BATTLE GROUND LAKE STATE PARK — It was a little world unto itself, complete with grocery store, restaurant, dance hall, roller rink, baseball field, residential cabins and community kitchen. And it was a place for all the rituals of youth — first swims, first jobs, first loves.
“Boys were watching girls and girls were watching boys,” remembered Louise Tucker, Battle Ground’s long-standing unofficial town historian. Last year, Tucker took on the project of researching the facts and collecting the community’s memories of Battle Ground Lake during the early and mid-20th century, when it was the growing town’s favorite getaway and gathering place.
Tucker will greet readers and sign copies her new 57-page volume, “Battle Ground Lake Before Becoming a State Park,” from 2 to 3 p.m. Saturday at Literary Leftovers, 813 W. Main St., Suite 105, Battle Ground. Purchase price is $15. All proceeds go to the General Federation of Women’s Clubs-Battle Ground.

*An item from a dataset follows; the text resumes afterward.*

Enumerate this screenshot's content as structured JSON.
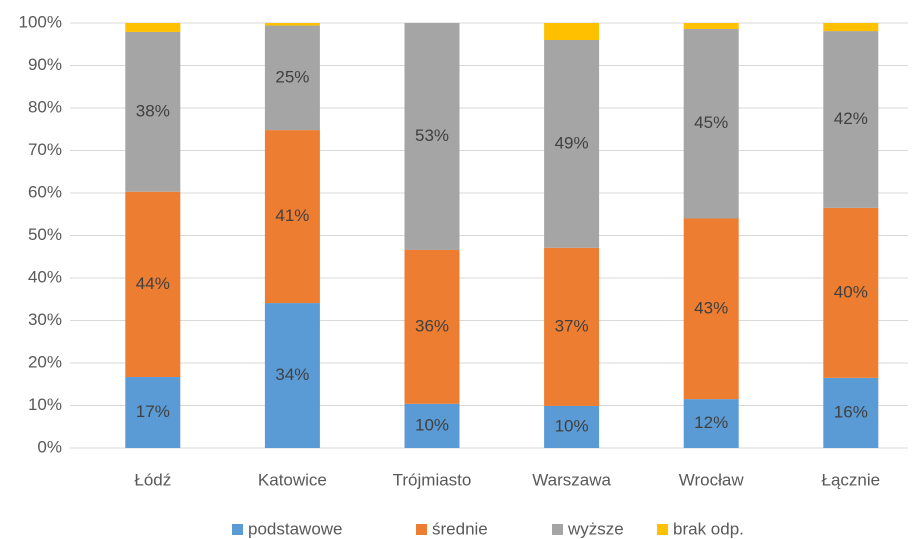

In May 2022, the local chapter of the club hosted Battle Ground Lake park ranger James Donnellan as a speaker. Donnellan confessed that his files contained no documented history of the lake from the early 1900s through 1968, when it was a privately owned resort and entertainment complex. The women’s club voted to fill in the missing record by deploying Tucker, a community linchpin who worked for years at The Reflector and Battle Ground Public Schools, to research and compile the story.